The chi-square statistic relies on an approximation that works well with large samples but breaks down with small ones. When more than 20% of your cells have expected counts below 5, the approximation becomes unreliable. In those cases, Fisher’s exact test is the standard alternative. It calculates an exact probability rather than relying on the chi-square approximation, making it appropriate for small samples where the chi-square result would be misleading.

For 2×2 tables specifically, you may also encounter the Yates correction for continuity, which adjusts each observed value by 0.5 toward the expected value. It was designed to make the chi-square approximation more accurate with small samples, but research has shown it tends to be overly conservative, making it harder to detect real effects. Many statisticians now recommend skipping the Yates correction and using Fisher’s exact test when sample sizes are small.

A Simple Walkthrough

Imagine you surveyed 200 people about whether they prefer coffee or tea, and you also recorded whether they work morning or evening shifts. You want to know if shift preference is related to drink preference.

Your observed data might look like this: 70 morning-shift coffee drinkers, 30 morning-shift tea drinkers, 40 evening-shift coffee drinkers, and 60 evening-shift tea drinkers. You’d calculate expected counts for each cell using the row and column totals. For instance, if 110 total people drink coffee and 100 work morning shifts, the expected count for morning-coffee is (110 × 100) / 200 = 55.

You’d then plug each cell’s observed and expected values into the formula, sum them up, and get a chi-square value.
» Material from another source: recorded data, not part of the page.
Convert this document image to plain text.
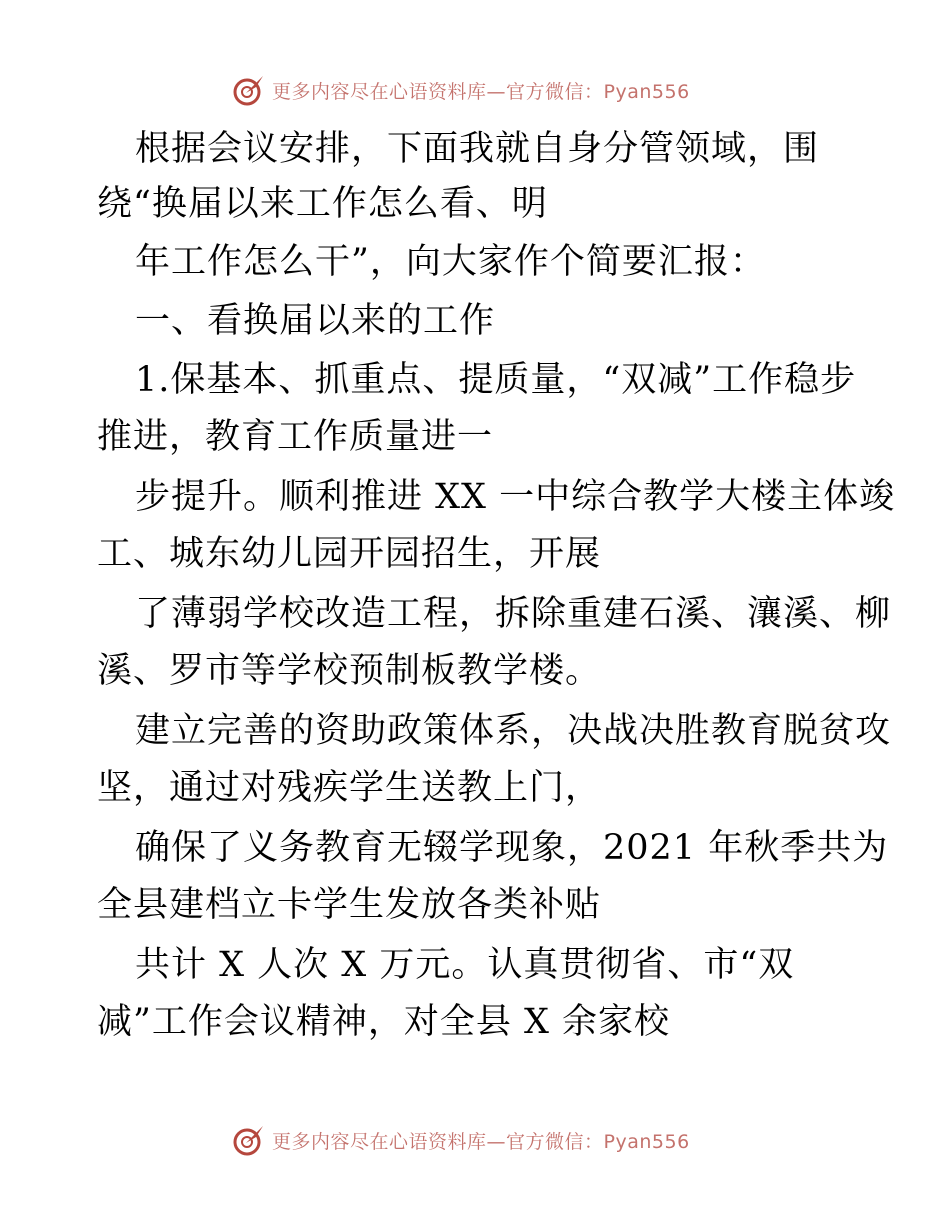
更多内容尽在心语资料库—官方微信：Pyan556
根据会议安排，下面我就自身分管领域，围
绕“换届以来工作怎么看、明
年工作怎么干”，向大家作个简要汇报：
一、看换届以来的工作
1.保基本、抓重点、提质量，“双减”工作稳步
推进，教育工作质量进一
步提升。顺利推进 XX 一中综合教学大楼主体竣
工、城东幼儿园开园招生，开展
了薄弱学校改造工程，拆除重建石溪、瀼溪、柳
溪、罗市等学校预制板教学楼。
建立完善的资助政策体系，决战决胜教育脱贫攻
坚，通过对残疾学生送教上门，
确保了义务教育无辍学现象，2021 年秋季共为
全县建档立卡学生发放各类补贴
共计 X 人次 X 万元。认真贯彻省、市“双
减”工作会议精神，对全县 X 余家校
更多内容尽在心语资料库—官方微信：Pyan556
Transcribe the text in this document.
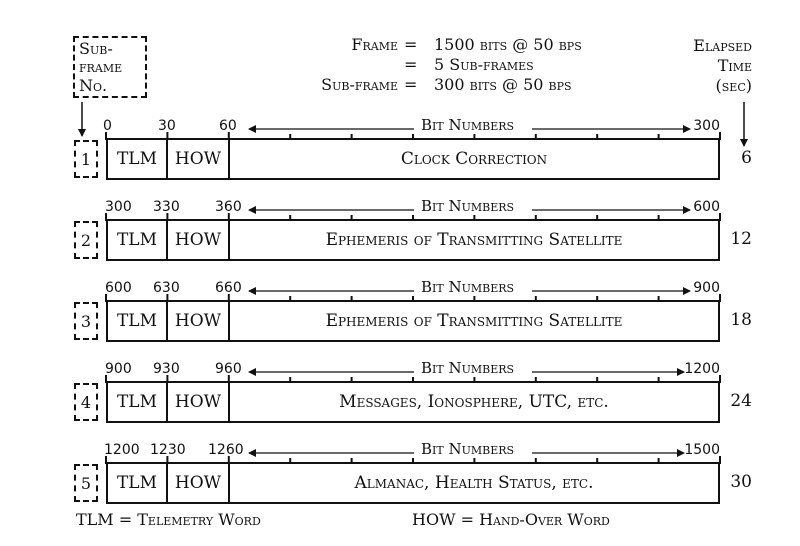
Sub-
frame
No.
Frame = 1500 bits @ 50 bps
= 5 Sub-frames
Sub-frame = 300 bits @ 50 bps
Elapsed
Time
(sec)
0	30	60	300
Bit Numbers
1	TLM	HOW	Clock Correction	6
300 330	360	600
Bit Numbers
2	TLM	HOW	Ephemeris of Transmitting Satellite	12
600 630	660	900
Bit Numbers
3	TLM	HOW	Ephemeris of Transmitting Satellite	18
900 930	960	1200
Bit Numbers
4	TLM	HOW	Messages, Ionosphere, UTC, etc.	24
1200 1230 1260	1500
Bit Numbers
5	TLM	HOW	Almanac, Health Status, etc.	30
TLM = Telemetry Word	HOW = Hand-Over Word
With 1 degree of freedom (a 2×2 table), the critical value at the 0.05 level is 3.84. If your chi-square exceeds that, you’d conclude that shift timing and drink preference are related in your sample, not just a coincidence of random variation.

Running Chi-Square in Software

You’ll rarely calculate chi-square by hand outside of a classroom. Most statistical software and programming languages have built-in functions that return the chi-square statistic, the p-value, degrees of freedom, and the expected frequency table all at once. In Python’s SciPy library, for example, the chi2_contingency function takes your observed table and returns all four values. In R, the chisq.test function does the same. Excel, SPSS, and Google Sheets all offer similar tools.

These functions typically apply the Yates correction by default for 2×2 tables, so check the settings if you want the uncorrected version. The output will always include the p-value, which is the number most people look at first to decide whether the result is significant.